Paranormal Tightrope

I spend some time every day reading paranormal pages and following the conversations people are having. Like many of you, I enjoy seeing what people are experiencing, photographing, questioning, and discussing. There are a lot of thoughtful people in this community, and I appreciate that.

Lately, though, I have noticed something that concerns me.

For years, one of the biggest criticisms aimed at the paranormal community was that some people seemed willing to believe almost anything. A blurry photograph became a ghost. A strange sound became evidence of a haunting. Every unexplained experience was immediately placed into a paranormal category. I understand why many investigators pushed back against that mindset. Healthy skepticism is important. Looking for ordinary explanations before extraordinary ones is part of doing responsible work.

The problem is that sometimes a correction becomes an overcorrection.

More and more, I see conversations where the answer seems to arrive before the investigation even begins. A photograph gets posted and people immediately call it pareidolia. Someone shares an experience and within minutes they are told it was sleep paralysis, stress, faulty memory, suggestion, or misidentification. The explanation may very well be correct, but what strikes me is how quickly people decide they already know the answer.

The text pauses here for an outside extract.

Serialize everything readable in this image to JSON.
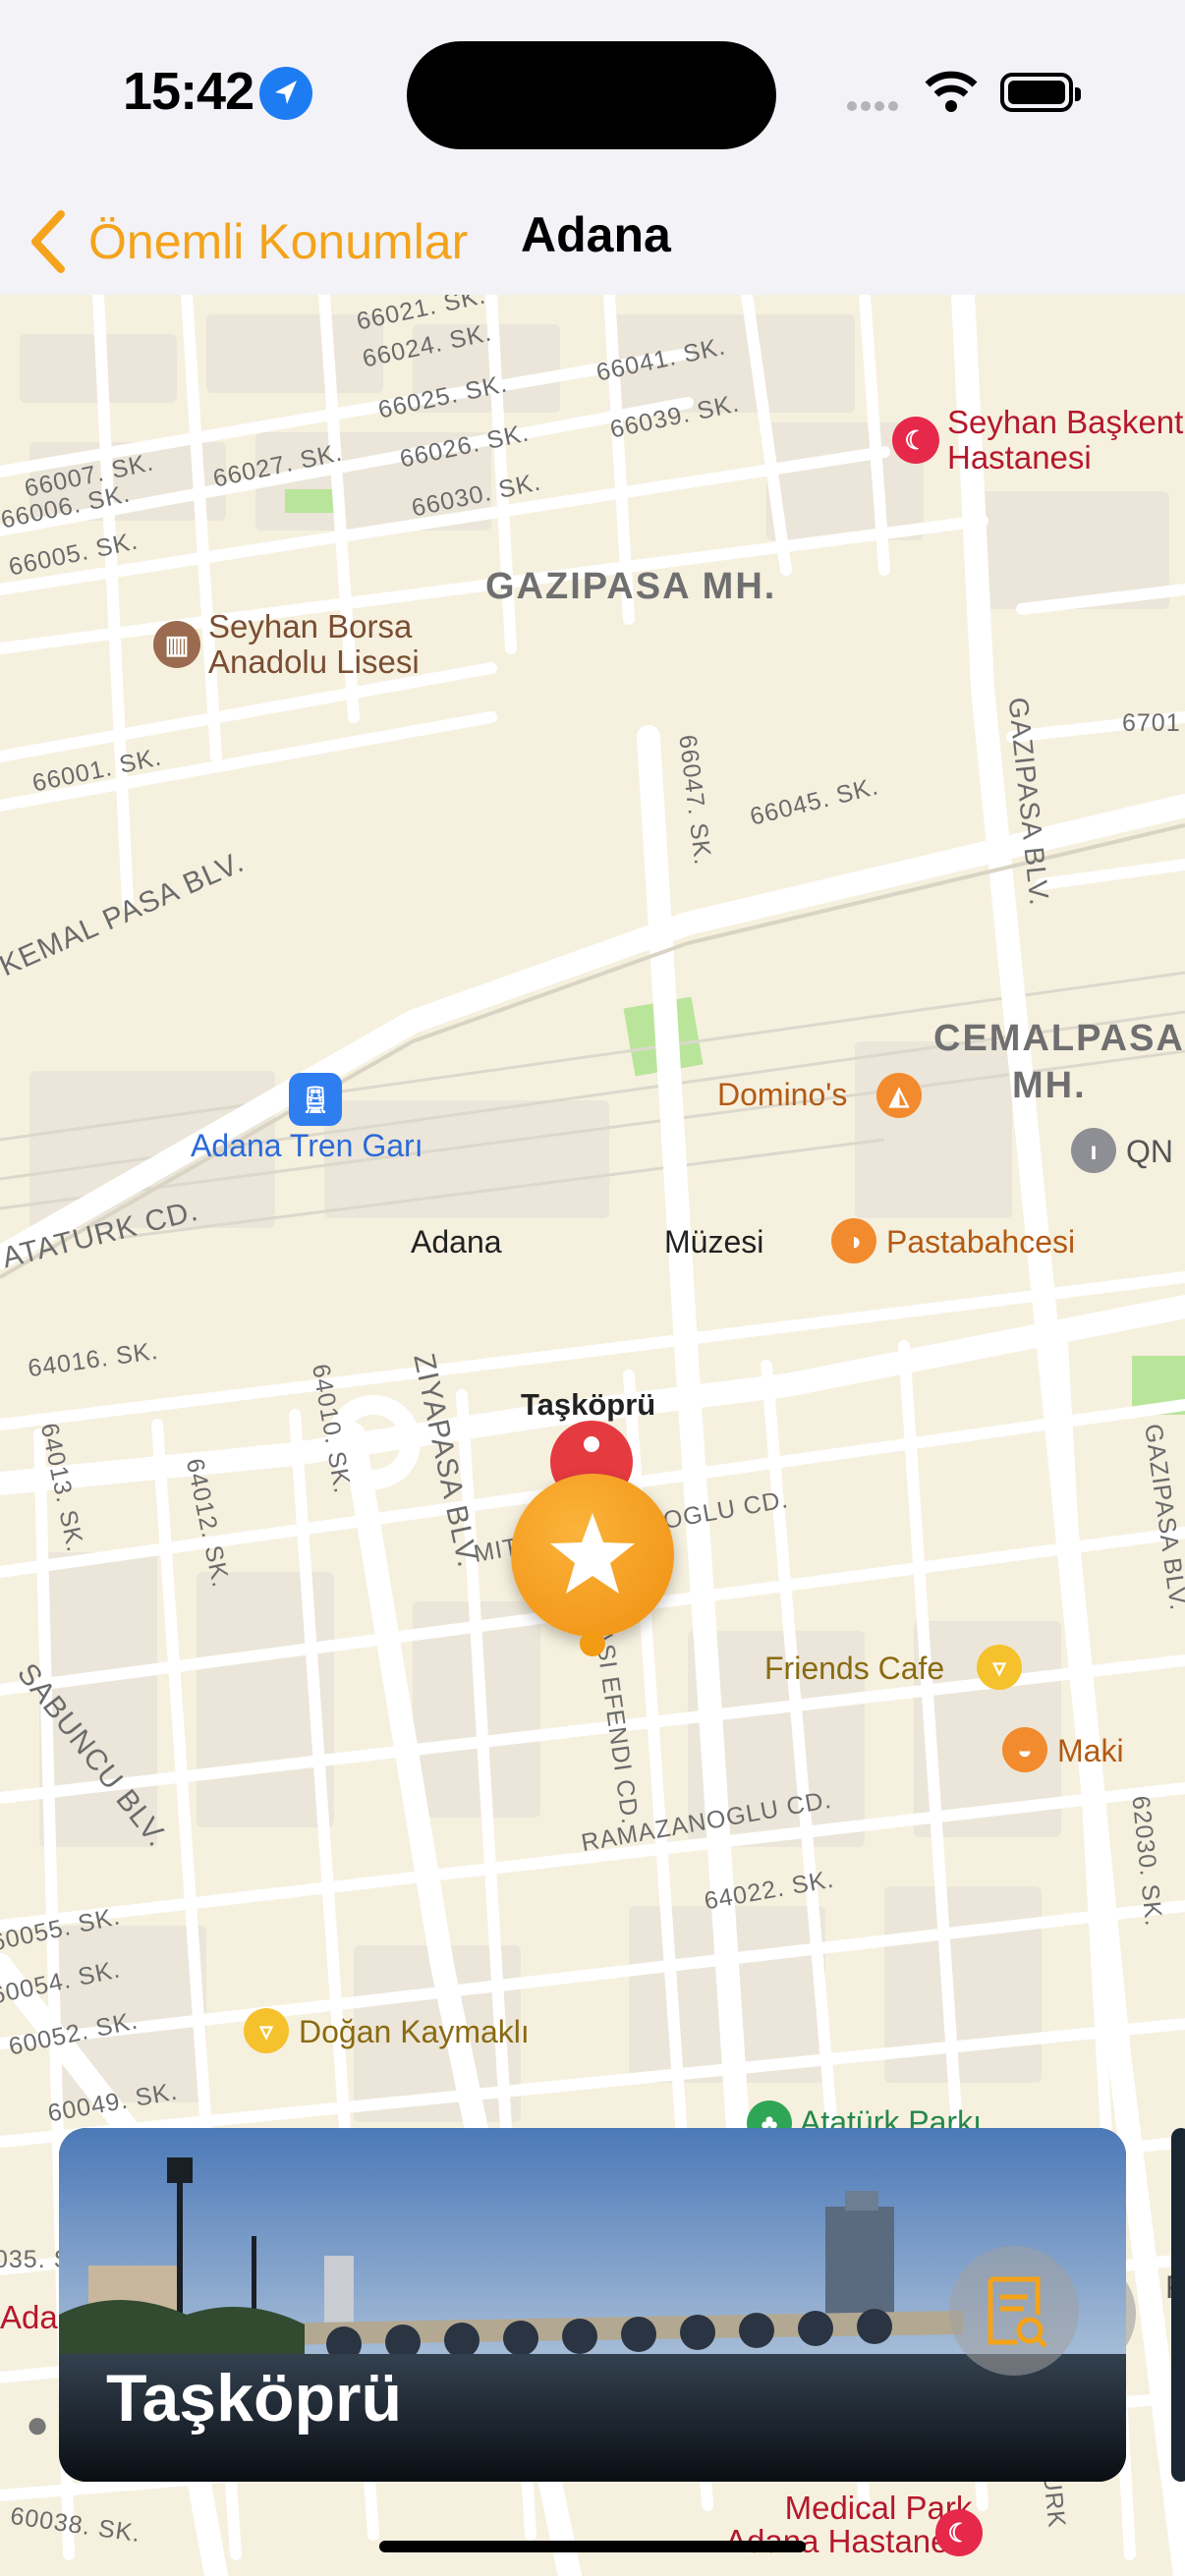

The truth is that most of us cannot determine exactly what happened from a single photograph, a short video, or a few paragraphs on social media. We can offer possibilities. We can point out things worth considering. We can compare experiences and observations. What we cannot do is know exactly what happened from such limited information.

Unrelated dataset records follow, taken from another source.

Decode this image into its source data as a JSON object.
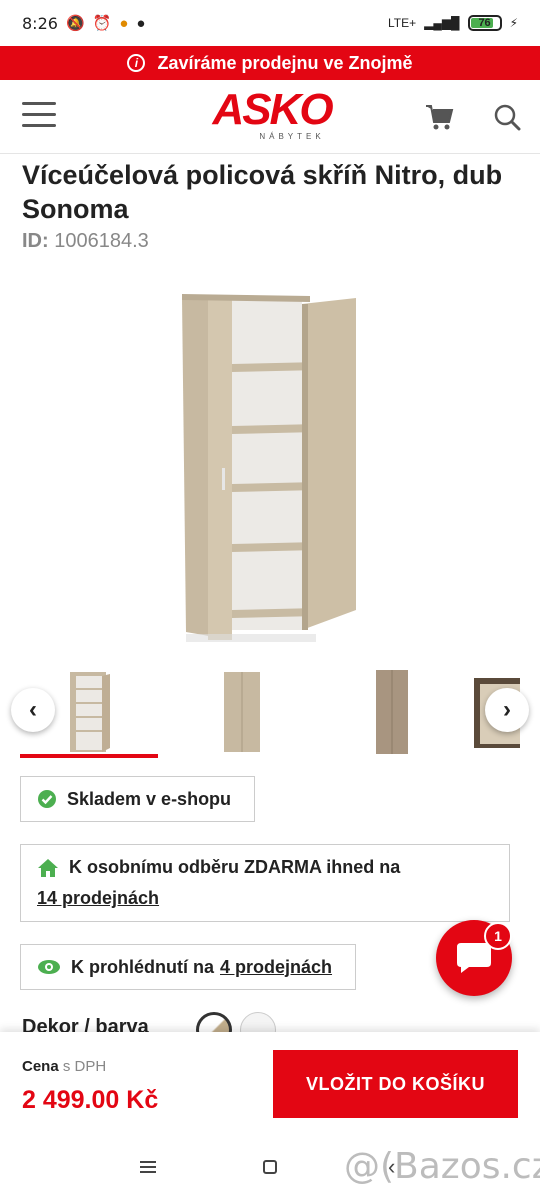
{
  "status_bar": {
    "time": "8:26",
    "network": "LTE+",
    "battery": "76"
  },
  "banner": {
    "text": "Zavíráme prodejnu ve Znojmě",
    "color": "#e30613"
  },
  "header": {
    "logo_text": "ASKO",
    "logo_sub": "NÁBYTEK"
  },
  "product": {
    "title": "Víceúčelová policová skříň Nitro, dub Sonoma",
    "id_label": "ID:",
    "id_value": "1006184.3"
  },
  "availability": {
    "stock": "Skladem v e-shopu",
    "pickup_text": "K osobnímu odběru ZDARMA ihned na",
    "pickup_link": "14 prodejnách",
    "view_text": "K prohlédnutí na",
    "view_link": "4 prodejnách"
  },
  "options": {
    "dekor_label": "Dekor / barva"
  },
  "chat": {
    "badge": "1"
  },
  "purchase": {
    "price_label": "Cena",
    "price_suffix": "s DPH",
    "price": "2 499.00 Kč",
    "add_to_cart": "VLOŽIT DO KOŠÍKU"
  },
  "watermark": "@(Bazos.cz",
  "colors": {
    "accent": "#e30613",
    "ok": "#4caf50"
  }
}
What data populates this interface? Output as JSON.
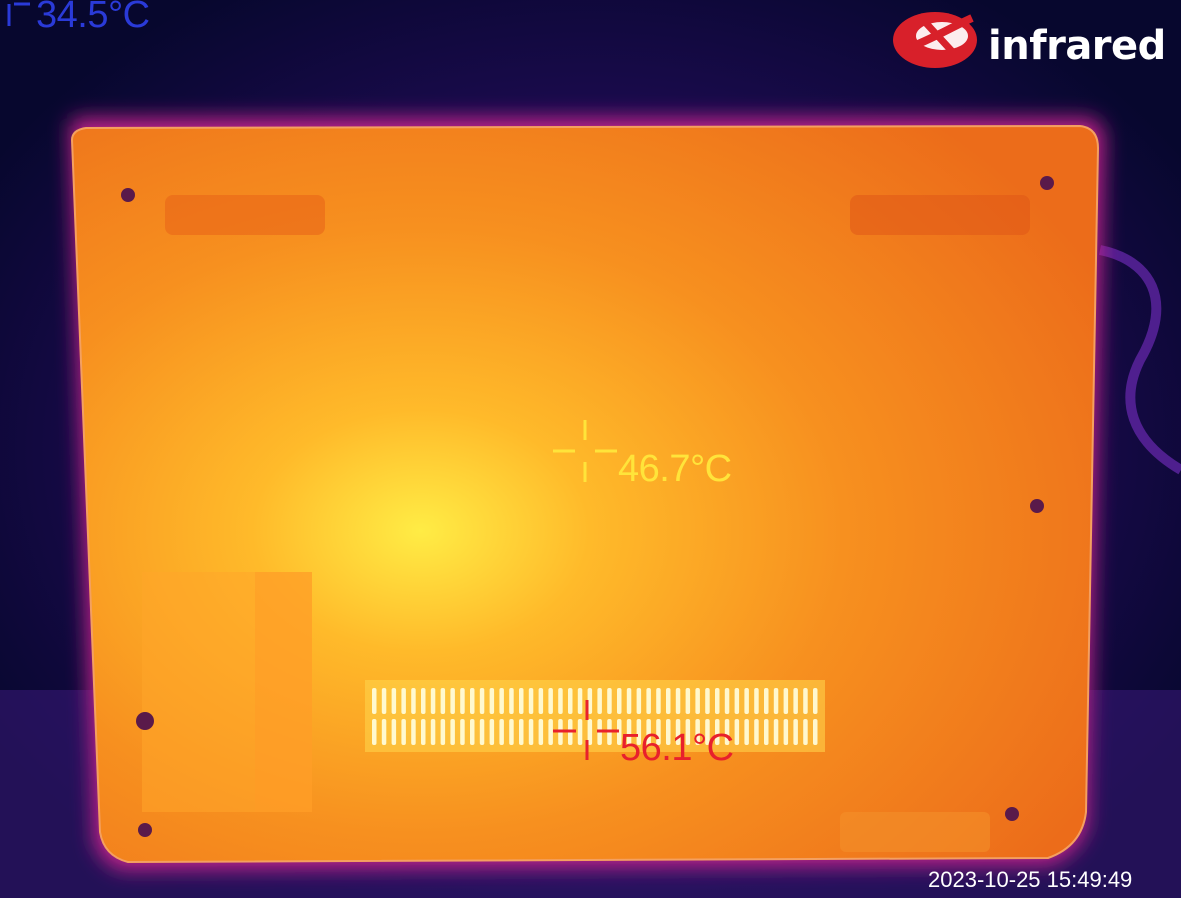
{
  "colors": {
    "background": "#0a0a3a",
    "laptop_body": "#f07a18",
    "hotspot": "#ffe840",
    "vent_slots": "#ffffe0",
    "min_marker": "#2a3ad8",
    "center_marker": "#ffe43a",
    "max_marker": "#e8202c",
    "brand": "#d8202a"
  },
  "readings": {
    "min_temp": "34.5°C",
    "center_temp": "46.7°C",
    "max_temp": "56.1°C"
  },
  "brand": {
    "icon": "infrared-logo-icon",
    "text": "infrared"
  },
  "timestamp": "2023-10-25 15:49:49"
}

That is why I have always thought paranormal investigation is a bit of a high wire act. Lean too far in one direction and you start believing everything. Lean too far in the other and you start dismissing everything. Neither approach leaves much room for discovery.

Over the years I have seen cases that turned out to have completely ordinary explanations. I have also seen cases that resisted those explanations no matter how closely they were examined. That does not automatically make them paranormal. It simply means the answer was not immediately obvious. The longer I have done this work, the less interested I have become in proving that something is paranormal and the less interested I have become in proving that it is not. What interests me is understanding what actually happened.

There is another reason I think balance matters.

Whether we like it or not, people listen to investigators, researchers, content creators, and experienced members of the paranormal community. The opinions we share influence how others interpret their own experiences. If we believe everything, we risk leading people toward conclusions that may not be supported by the evidence. If we dismiss everything, we risk doing the opposite. Either way, we are no longer following the evidence. We are following our own assumptions.

That is why I have always been cautious about extremes. The person who automatically calls every anomaly a ghost is not doing real investigation. The person who automatically dismisses every anomaly as pareidolia is not doing real investigation either. Both have already decided on the answer before the work begins, and once that happens the investigation is often little more than an attempt to justify a conclusion that has already been reached.

I also think television has done the paranormal community a disservice in some ways. Most paranormal shows are designed to fit neatly into an hour. A mystery is introduced, evidence is gathered, conclusions are reached, and the credits roll. It makes for good television, but real research rarely works that way.

Real research is messy. It can take weeks, months, or even years. Sometimes you spend all that time only to discover there is a perfectly ordinary explanation. Sometimes you spend the same amount of time and still find yourself with unanswered questions. Sometimes the most honest conclusion is that there is no conclusion.

I know that can be frustrating because people naturally want answers. We want the mystery solved. We want the story to make sense. We want things tied up neatly with a bow. But that is not always how investigation works.

Not everything is a ghost. Not everything is pareidolia. Not every witness is right, and not every witness is wrong. Most of the time the truth is somewhere in the middle, which is why I think we have to keep walking that tightrope. Lean too far toward believing everything and you can mislead people. Lean too far toward dismissing everything and you can do exactly the same thing. The responsibility is to stay balanced and follow the evidence wherever it leads, even when the answer is not the one we expected.

Maybe that is why I have never been completely comfortable in either camp. I have spent too many years seeing cases that were eventually explained, and too many years seeing cases that were not. Even when it comes to my own experiences, I still do not claim to have all the answers.

People often assume that because I wrote The Uninvited I must know exactly what happened in that house. The truth is that I do not.

I know what I experienced. I know what my family experienced. I know how those events affected our lives. What I do not know is whether I can explain every part of it with confidence. After all these years, there are still pieces I do not fully understand.

For me, the most honest answer has often been, “I don’t know yet.”

After all these years, I have come to believe that those four words are not the end of an investigation. They are often the beginning.

Maybe that is the real challenge of this work.

Staying curious.

Staying skeptical.

Staying open.

Not everything is a ghost.

Not everything is pareidolia.

Sometimes the most honest answer is simply:

“I don’t know yet.”

Be good to each other and keep those minds open.